Photo: Ministry of Defense

Israel's Arrow 3 missile shield fails trial

In set back for the US-supported system billed as a bulwark against Iran, operators cancel first live test after failure to lock on target.

Israel's upgraded ballistic missile shield failed its first live interception test on Tuesday, security sources said, a fresh setback for the US-supported system billed as a bulwark against Iran.

 

 

Operators of the Arrow 3 battery at Palmahim air base on the Mediterranean coast cancelled the launch of its interceptor missile after it failed to lock on to a target missile fired over the sea, the sources said.

 

Arrow 3 missile. (Photo: Ministry of Defense) (Photo: Ministry of Defense)
Arrow 3 missile. (Photo: Ministry of Defense)

 

"There was a countdown to the launch and then nothing happened," one source told Reuters on condition of anonymity. "A decision was made not to waste the interceptor missile."

 

Arrow is among several elements of an integrated Israeli aerial shield built up to withstand potential future missile and rocket attacks by Iran, Syria or their guerrilla allies in Lebanon and Gaza.

 

Initially, Israel's Defence Ministry said that "within the framework of preparations for a future interception test, a target missile was launched and carried out its trajectory successfully".

 

However two hours later it added, in a statement, that "the conditions had not been ripe for launching an interceptor missile".

 

A high-ranking official within the Defense Ministry, who requested to remain unnamed, said that the conditions did not have to do with the missile interceptor itself but with external conditions relating to the test.

 

 "The conditions were not ripe, and therefore we arranged with our partners in advance, which include members of the defense industry, American counterparts and Air Force officials, not to pass from one stage to the other and launch the target missile, according to criteria we set from the start.

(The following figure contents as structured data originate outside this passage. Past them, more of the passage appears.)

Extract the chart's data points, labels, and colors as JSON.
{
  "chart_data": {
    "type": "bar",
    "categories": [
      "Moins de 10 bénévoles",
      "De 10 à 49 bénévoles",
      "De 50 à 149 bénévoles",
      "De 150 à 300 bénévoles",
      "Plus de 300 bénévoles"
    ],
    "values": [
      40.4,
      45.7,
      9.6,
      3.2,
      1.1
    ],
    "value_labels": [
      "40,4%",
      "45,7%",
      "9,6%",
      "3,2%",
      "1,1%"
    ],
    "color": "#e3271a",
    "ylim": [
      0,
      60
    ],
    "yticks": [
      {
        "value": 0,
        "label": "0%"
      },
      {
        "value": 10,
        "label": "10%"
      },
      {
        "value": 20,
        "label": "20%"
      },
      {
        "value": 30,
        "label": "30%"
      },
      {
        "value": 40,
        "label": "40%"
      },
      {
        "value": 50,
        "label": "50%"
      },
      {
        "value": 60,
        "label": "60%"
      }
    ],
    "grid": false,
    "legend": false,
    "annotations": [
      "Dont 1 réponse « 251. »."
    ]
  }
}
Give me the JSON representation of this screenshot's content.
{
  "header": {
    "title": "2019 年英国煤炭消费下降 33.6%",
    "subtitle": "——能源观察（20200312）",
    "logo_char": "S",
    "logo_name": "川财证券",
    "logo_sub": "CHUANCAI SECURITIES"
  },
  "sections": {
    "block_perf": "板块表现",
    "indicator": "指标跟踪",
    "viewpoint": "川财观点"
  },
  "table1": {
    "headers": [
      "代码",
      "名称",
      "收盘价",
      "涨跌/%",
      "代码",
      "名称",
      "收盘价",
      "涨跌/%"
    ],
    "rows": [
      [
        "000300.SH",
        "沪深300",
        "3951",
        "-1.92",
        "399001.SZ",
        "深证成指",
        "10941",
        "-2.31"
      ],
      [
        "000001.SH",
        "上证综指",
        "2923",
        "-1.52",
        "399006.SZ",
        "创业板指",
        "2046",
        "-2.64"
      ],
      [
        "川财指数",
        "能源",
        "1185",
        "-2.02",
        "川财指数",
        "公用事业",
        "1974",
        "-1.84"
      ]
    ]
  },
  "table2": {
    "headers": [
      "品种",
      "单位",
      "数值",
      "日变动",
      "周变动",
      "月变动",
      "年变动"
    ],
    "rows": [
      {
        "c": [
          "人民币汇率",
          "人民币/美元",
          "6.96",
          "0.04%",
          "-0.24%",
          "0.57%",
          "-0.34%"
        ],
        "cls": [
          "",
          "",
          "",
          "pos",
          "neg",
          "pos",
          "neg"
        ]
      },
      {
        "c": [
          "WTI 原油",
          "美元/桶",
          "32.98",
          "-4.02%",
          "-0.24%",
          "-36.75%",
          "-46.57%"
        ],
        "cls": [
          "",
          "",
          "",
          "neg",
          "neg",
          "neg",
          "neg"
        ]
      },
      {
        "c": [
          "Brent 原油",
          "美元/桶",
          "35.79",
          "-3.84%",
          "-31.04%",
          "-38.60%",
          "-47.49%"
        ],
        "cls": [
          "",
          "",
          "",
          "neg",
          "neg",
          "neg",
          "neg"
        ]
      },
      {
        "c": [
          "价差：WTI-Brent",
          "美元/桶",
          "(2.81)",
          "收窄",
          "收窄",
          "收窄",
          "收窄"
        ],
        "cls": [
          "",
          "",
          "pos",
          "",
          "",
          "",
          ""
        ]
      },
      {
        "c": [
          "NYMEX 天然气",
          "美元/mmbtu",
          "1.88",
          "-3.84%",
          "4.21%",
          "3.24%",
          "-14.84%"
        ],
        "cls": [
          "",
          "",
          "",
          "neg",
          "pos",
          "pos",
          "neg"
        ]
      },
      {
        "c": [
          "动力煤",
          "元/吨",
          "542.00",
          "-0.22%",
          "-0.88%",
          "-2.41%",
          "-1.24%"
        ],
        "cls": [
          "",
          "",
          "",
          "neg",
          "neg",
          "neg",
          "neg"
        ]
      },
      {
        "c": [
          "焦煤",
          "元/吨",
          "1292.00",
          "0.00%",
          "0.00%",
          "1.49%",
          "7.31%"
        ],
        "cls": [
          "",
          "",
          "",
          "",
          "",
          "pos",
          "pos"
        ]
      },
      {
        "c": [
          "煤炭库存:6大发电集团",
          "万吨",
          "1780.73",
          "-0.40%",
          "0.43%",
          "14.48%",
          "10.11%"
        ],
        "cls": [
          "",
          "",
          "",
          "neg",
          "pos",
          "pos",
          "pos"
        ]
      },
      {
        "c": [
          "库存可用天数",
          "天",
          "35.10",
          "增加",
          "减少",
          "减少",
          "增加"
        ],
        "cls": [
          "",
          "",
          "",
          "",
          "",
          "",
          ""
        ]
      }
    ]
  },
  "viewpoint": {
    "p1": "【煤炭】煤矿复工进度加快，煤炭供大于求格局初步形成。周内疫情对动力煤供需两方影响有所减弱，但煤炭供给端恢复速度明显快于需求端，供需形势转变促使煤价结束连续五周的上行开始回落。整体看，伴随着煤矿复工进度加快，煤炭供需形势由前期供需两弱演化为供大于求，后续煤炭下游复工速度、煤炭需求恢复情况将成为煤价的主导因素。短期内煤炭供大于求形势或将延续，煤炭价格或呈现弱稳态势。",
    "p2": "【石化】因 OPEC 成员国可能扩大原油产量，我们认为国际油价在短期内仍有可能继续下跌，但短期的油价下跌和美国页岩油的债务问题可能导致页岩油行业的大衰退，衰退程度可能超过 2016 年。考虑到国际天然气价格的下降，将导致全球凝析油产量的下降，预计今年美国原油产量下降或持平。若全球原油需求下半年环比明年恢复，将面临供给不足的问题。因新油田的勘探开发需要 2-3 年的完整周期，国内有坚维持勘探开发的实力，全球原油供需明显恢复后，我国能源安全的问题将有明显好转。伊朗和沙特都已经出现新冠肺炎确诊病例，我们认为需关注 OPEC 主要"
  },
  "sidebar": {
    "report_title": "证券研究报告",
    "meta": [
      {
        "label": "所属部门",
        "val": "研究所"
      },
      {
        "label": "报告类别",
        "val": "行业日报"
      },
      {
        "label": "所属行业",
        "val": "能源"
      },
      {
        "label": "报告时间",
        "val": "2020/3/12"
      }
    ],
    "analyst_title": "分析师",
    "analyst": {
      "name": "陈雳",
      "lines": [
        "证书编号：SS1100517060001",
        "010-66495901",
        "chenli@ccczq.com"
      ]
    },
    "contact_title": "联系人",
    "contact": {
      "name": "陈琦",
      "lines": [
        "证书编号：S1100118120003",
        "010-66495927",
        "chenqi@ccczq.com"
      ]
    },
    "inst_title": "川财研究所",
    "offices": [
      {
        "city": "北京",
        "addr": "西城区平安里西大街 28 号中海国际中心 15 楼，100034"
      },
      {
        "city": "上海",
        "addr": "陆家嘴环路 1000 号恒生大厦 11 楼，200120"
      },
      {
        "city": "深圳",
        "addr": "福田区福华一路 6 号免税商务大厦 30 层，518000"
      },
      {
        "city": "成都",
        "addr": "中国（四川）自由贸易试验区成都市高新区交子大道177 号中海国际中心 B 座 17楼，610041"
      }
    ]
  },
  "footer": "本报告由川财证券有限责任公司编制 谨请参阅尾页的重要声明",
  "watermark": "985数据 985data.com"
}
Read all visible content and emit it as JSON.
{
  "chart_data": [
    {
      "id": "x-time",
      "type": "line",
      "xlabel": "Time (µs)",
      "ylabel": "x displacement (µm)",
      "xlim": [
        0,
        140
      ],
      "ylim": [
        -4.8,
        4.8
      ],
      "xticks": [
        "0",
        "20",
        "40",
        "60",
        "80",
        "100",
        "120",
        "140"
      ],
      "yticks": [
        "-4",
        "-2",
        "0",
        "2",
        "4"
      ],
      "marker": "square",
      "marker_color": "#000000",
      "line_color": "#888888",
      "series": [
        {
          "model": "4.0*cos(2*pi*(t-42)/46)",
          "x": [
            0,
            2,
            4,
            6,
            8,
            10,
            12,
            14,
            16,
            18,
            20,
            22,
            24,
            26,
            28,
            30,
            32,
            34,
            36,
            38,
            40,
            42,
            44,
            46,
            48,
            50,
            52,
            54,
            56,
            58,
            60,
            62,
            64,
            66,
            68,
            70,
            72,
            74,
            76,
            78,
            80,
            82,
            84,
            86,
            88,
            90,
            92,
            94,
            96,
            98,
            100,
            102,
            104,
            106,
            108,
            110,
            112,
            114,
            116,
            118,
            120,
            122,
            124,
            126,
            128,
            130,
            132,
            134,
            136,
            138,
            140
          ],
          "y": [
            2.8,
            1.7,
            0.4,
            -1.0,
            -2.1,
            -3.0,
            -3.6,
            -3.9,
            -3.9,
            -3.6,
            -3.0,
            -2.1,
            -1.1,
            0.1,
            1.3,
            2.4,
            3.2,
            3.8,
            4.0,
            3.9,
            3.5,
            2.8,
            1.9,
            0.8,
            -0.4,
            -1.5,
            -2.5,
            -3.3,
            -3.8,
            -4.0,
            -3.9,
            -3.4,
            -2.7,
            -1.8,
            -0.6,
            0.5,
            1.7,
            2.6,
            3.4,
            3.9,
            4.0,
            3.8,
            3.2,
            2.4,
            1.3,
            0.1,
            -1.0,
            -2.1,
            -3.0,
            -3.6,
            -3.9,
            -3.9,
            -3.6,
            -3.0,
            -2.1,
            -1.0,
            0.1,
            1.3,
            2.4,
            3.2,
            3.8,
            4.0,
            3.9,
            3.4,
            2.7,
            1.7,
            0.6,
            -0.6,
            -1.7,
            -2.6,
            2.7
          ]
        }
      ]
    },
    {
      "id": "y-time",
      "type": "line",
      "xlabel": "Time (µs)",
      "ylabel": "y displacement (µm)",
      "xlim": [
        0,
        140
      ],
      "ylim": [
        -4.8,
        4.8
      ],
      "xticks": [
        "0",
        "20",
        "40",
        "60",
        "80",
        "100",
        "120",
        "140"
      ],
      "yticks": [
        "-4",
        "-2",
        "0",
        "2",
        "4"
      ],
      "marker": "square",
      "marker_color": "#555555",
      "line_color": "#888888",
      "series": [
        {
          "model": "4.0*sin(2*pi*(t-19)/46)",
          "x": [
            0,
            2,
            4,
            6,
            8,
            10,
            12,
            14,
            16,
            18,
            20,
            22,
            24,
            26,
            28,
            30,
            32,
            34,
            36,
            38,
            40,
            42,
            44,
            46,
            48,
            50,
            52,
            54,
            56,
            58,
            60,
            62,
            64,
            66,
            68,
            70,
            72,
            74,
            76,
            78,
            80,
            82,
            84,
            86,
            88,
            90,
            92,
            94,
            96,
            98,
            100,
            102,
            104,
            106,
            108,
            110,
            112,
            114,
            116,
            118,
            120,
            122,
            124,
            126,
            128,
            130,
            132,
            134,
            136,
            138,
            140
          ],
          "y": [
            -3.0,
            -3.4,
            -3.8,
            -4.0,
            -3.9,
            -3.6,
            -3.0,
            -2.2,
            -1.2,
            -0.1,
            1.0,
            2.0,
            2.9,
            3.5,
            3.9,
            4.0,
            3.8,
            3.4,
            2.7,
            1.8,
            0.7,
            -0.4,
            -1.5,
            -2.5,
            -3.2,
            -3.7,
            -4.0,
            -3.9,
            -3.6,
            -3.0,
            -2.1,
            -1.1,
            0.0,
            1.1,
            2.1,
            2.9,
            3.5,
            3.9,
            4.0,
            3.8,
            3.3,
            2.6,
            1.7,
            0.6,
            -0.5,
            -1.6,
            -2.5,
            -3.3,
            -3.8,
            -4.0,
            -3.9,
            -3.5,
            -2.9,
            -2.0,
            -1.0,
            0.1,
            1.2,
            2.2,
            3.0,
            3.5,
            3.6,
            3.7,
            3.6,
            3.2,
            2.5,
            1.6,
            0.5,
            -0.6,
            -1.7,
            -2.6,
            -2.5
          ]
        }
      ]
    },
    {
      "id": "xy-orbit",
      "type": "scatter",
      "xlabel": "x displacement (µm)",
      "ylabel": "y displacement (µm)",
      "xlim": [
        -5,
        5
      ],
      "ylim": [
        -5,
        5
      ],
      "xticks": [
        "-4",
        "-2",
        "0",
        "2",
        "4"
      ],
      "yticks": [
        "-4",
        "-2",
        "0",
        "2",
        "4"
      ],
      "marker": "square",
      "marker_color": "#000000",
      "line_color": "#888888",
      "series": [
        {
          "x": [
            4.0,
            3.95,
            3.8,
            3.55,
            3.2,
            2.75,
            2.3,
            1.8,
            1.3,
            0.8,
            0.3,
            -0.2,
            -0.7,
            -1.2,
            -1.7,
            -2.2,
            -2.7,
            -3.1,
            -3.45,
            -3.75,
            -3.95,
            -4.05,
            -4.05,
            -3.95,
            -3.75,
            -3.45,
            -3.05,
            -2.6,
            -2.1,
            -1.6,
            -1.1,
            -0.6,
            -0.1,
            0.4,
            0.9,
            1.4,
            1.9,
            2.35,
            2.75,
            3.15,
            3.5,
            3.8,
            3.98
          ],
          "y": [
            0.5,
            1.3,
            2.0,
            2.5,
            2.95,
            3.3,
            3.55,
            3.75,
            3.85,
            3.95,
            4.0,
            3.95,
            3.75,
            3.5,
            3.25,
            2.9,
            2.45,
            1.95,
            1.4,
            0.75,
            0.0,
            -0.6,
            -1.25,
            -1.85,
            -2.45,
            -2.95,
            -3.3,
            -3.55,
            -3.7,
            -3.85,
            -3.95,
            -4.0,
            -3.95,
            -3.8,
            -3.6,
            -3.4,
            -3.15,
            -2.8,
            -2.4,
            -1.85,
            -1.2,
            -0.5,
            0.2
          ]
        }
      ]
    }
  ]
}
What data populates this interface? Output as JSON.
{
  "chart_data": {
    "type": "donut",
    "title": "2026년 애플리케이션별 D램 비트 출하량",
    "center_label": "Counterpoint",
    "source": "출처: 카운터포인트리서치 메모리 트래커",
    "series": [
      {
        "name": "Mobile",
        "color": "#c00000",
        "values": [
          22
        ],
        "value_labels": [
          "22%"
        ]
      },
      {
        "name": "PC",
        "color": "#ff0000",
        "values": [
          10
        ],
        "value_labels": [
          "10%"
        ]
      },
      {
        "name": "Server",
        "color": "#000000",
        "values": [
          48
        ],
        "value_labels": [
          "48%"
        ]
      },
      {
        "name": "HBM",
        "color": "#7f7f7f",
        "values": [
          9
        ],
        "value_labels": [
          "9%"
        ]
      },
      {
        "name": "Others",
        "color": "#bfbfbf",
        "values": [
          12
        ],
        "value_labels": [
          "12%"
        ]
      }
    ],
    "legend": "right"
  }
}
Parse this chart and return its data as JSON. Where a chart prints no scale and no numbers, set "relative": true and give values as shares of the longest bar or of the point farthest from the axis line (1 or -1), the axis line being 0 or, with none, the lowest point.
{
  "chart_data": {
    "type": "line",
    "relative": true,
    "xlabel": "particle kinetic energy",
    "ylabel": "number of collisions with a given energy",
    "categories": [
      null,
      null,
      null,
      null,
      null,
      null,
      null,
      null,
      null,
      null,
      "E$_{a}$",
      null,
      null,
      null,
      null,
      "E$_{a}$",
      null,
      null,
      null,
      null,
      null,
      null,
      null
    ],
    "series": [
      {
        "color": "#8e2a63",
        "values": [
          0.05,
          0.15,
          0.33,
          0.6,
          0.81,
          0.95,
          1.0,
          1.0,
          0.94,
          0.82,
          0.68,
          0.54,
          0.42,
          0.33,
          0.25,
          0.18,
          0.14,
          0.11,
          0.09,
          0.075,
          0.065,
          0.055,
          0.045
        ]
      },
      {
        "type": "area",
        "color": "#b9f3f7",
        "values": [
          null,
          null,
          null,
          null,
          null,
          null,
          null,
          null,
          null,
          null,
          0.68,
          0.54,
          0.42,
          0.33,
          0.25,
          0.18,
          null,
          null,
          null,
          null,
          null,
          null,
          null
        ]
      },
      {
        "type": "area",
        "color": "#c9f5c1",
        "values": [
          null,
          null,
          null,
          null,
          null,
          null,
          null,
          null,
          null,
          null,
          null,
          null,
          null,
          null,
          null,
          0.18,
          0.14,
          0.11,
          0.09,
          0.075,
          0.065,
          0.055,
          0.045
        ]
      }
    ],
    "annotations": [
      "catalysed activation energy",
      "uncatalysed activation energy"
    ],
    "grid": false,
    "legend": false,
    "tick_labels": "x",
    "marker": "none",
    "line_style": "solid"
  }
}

This decision was made with a clear mind. During experiments we behave differently than we would during operational events. The missile interceptor and the experiment itself is very expensive," said the Defense Ministry source.

 

Arrow 3 interceptors are designed to fly above the earth's atmosphere, where their warheads detach to become kamikaze satellites, or "kill vehicles", that track and slam into the targets. Such high-altitude shoot-downs are meant to safely destroy incoming nuclear, biological or chemical missiles.

 

Arrow is jointly developed by state-owned Israel Aerospace Industries (IAI) and US firm Boeing Co. Its earlier version, Arrow 2, was deployed more than a decade ago and officials put its success rate in trials at around 90 percent.

 

But an Arrow 2 interception test on September 9 ended inconclusively, the Defence Ministry has said. The US journal Defense News later reported that the Arrow 2 interceptor missile had missed its target.